Our third attempt, again with our developers was with a module load-in.  Now, this was supposedly a stable module that would work well and give us a customer rewards program with points instead of a fixed amount discount that the above two attempts were based on.  It was also more flexible, with the ability to discount specific products, provide variable points for all orders and even go backwards to older orders.  It was a great system – and incredibly broken once the developers started looking into it.  That took an business day, hacking around the system in an attempt to get things working before we threw our hands up.

The latest (and final) fix only took us 6 hours.  Quite an expensive module was purchased, which was supposedly all fixed up.  Guess what?
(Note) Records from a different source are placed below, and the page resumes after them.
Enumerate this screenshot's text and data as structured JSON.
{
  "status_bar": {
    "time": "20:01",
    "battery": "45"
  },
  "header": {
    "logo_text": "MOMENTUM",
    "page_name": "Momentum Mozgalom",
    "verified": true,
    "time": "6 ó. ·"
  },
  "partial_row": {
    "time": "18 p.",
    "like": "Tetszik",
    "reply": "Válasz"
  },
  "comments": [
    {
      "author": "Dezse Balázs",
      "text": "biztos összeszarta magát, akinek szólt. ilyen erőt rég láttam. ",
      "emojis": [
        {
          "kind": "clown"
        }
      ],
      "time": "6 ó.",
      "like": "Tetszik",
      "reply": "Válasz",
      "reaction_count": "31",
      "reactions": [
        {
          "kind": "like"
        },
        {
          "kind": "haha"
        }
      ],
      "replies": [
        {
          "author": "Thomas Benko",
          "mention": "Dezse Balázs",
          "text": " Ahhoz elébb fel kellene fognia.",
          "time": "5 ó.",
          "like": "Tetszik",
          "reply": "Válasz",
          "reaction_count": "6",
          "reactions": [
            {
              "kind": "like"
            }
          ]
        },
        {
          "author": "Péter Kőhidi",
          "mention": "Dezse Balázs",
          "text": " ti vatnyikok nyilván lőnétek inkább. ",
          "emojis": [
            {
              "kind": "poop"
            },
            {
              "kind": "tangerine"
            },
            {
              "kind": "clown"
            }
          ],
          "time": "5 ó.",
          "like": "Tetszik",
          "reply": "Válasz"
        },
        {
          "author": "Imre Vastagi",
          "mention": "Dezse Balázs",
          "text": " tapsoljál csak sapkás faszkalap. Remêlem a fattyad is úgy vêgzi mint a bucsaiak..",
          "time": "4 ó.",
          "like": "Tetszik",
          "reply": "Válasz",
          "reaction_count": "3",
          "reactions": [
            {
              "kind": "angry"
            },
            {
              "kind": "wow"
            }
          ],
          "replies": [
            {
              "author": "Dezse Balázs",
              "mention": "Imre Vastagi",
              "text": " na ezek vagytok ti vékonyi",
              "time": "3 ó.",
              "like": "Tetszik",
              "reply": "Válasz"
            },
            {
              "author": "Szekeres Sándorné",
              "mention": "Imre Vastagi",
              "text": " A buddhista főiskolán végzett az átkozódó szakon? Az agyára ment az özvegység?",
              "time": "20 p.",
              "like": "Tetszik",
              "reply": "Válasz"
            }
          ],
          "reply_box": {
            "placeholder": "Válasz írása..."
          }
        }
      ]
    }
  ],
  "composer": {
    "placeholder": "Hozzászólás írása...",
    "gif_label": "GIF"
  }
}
It wasn’t – and we had to hack around the system again, loading up the actual points system and then fixing errors as they cropped up.  Including, worst of all, in our checkout.

Still, our customer rewards program is finally up and running.  We unfortunately do not have the ability to go backwards to give customers reward points for previous orders, but the system we did purchase actually has a bit more flexibility going forwards.  Among other things, we can:

  • give reward points for tagging and reviewing products
  • give variable rewards points for specific board games
  • award points for specific instances in the shopping cart (e.g. 2 of the same kind, or 3 games of a type)

And even better, points can be spent in a variety of ways including:

  • on specific products at a variable rate at a variable price (so points could be spent at a higher discount rate)
  • in the shopping cart to discount the entire order
  • for shipping – potentially allowing us to offer a second free shipping option

And those are just the one’s I’ve figured out.  The system is quite complex, and I’m sure I’m missing ways of giving points and spending them.  I’m quite excited, and I hope you are too at the ways we can improve our service.